73. 燭台切光忠
・鎌倉時代
・徳川ミュージアム 所蔵
・焼身、再刃
備前長船派の事実上の祖として知られている光忠によって打たれた太刀。
伊達政宗が豊臣秀吉から下賜された翌日にふざけた秀吉に揶揄われた光忠が怒り、
燭台の後ろに隠れた家臣に斬りかかると、その燭台ごと斬れたという逸話が名の由来。
(燭台を斬ったという事実はあるが、その秀吉に下賜された云々の状況は特定には至っていない。
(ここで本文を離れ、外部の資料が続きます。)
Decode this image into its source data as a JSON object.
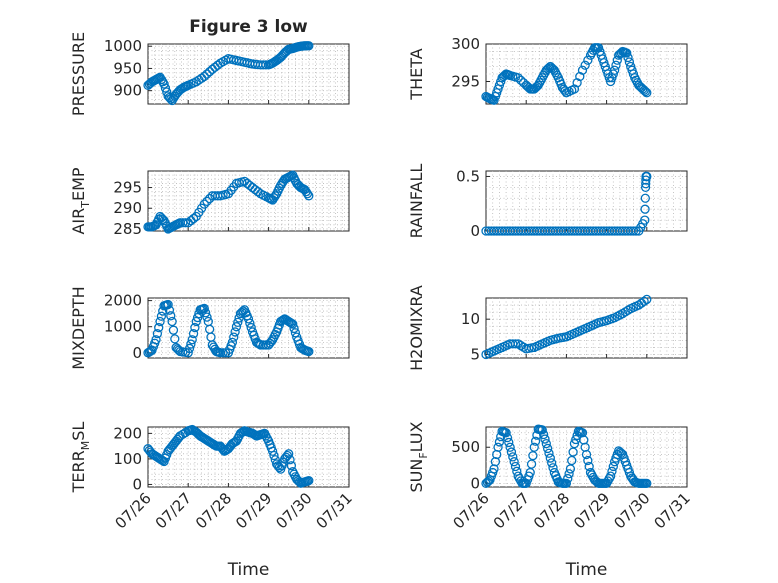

)
1596年に秀吉から政宗に長船光忠が一振り下賜された記録はあるが、
それが燭台切であるかは不明。
政宗に愛用されていた本刀はその後、水戸徳川家に伝来したがその経緯は不明だが
江戸時代の文献に「長2尺2寸光忠 正宗殿より来る」とあり、
詳しい時期も受取人も光圀か頼房なのか特定はされていないが、
持ち逃げされたなどの逸話は明治以降の創作であるとされる。
江戸時代は、小石川の屋敷にあったと思われ、
明治以降は徳川侯爵家本所に他の刀と共に移されたが、
1923.09.01・関東大震災で焼失した。
2015年に刀剣乱舞の影響か、問い合わせが多くなった徳川ミュージアムが
再度、蔵を確認したところ焼身のまま保管されていたことが判明し
2016年2月より、写しの鍛刀が宮入法廣氏によって始まり、2017年12月に完成した。
2018年1月から徳川ミュージアムにて、本歌燭台切の隣で並んで展示されており、
2019.04.20に焼刀としては異例の刀剣登録され、日本刀として扱われている。